パーキンソン病-2

▼ドパミン作動薬
※パーロデル、ペルマックス、カバサール、ドミン、ビ・シフロール、レキップ

前の3つが麦角系、後の3つが非麦角系です。薬効に大きな違いはありません。ドパミンと同じ受容体に結合して、ドパミン系の神経の働きを高めます。レボドパのような劇的な効果は望めませんが、併用することでレボドパの量を少なくすることができます。副作用で多いのはレボドパ同様、吐き気や便秘、めまい、動悸などです。幻覚や妄想など精神症状もみられます。さらに、麦角系では心臓弁膜症や間質性肺炎など心肺に特異な障害が現れることがあり、非麦角系では重度の傾眠や睡眠発作の報告があります。

▼MAO-B阻害薬
※エフピー

ドパミンの分解を抑えるお薬です。その作用は、ドパミンを分解する酵素の働きを阻害することによります。レボドパでコントロールできないときに追加すると症状が安定してきます。1錠からスタートし、効き具合をみながら慎重に増やしていきます。このとき、レボドパの副作用(前項)が強まるおそれがあります。もし、幻覚、興奮、手足の異常な運動、また動悸や脈の乱れ、胸の痛み、手足の麻痺やしびれなどが現れたら医師に連絡してください。また、抗うつ薬など飲み合わせの悪い薬がたくさんあります。服用中の薬は必ず報告しておきましょう。


<メモ>
●麦角とは、ライ麦などイネ科植物の花穂に寄生するキノコの仲間(真菌植物)です。菌核が、麦に生えた角のように見えるので、そう名付けられました。麦角にはいろいろな生理活性物質が含まれ、これをもとに多くの医薬品が開発されています。パーキンソン病の治療に有用な麦角系ドパミン作動薬もその一つです。言うまでもなく、もう一方の非麦角系は麦角成分に由来しません。

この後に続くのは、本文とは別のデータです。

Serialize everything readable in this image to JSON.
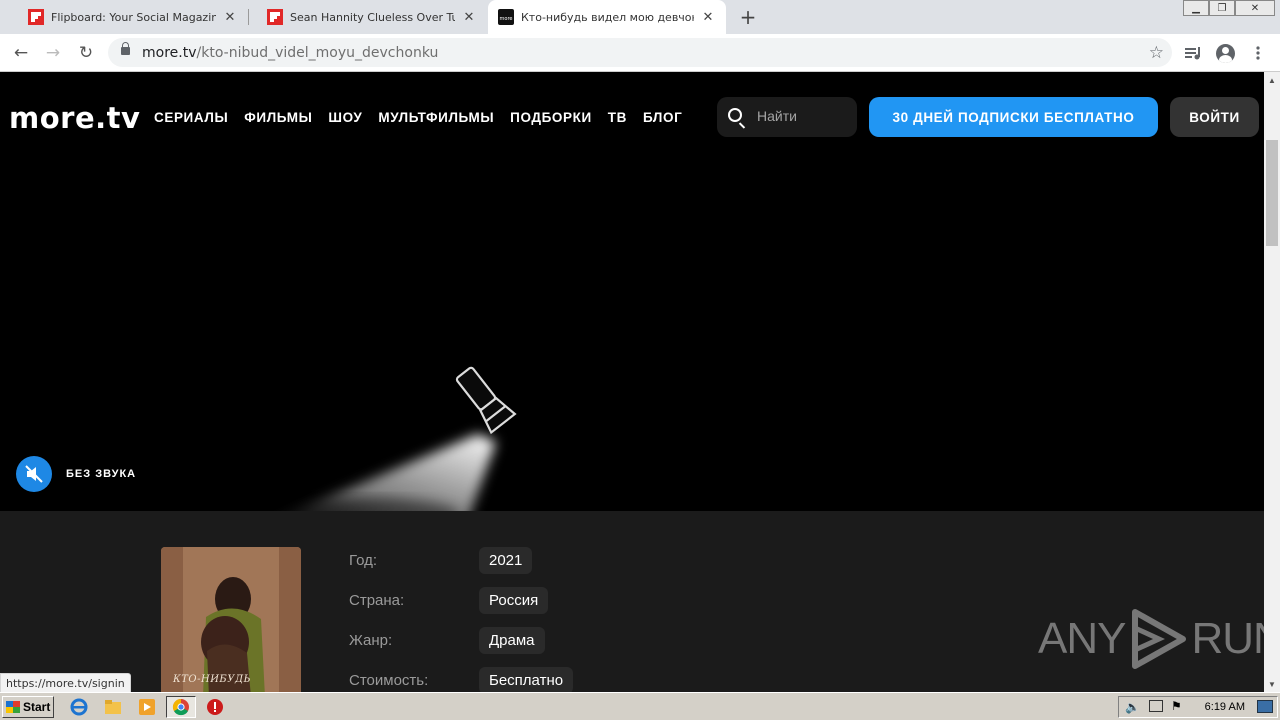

●MAOとは、モノアミン酸化酵素(MonoAmine Oxidase)のことです。この酵素は、ノルアドレナリン、セロトニン、ドパミンなどのモノアミン系の神経伝達物質を代謝し不活化します。MAOは、さらにA型とB型に分かれます。A型はノルアドレナリンとセロトニンを不活化し、B型はドパミンを不活化します。エフピーは、おもにB型のMAOの働きをじゃまします。MAO-Bによるドパミンの代謝がおさえられ、パーキンソン症状の改善につながるわけです。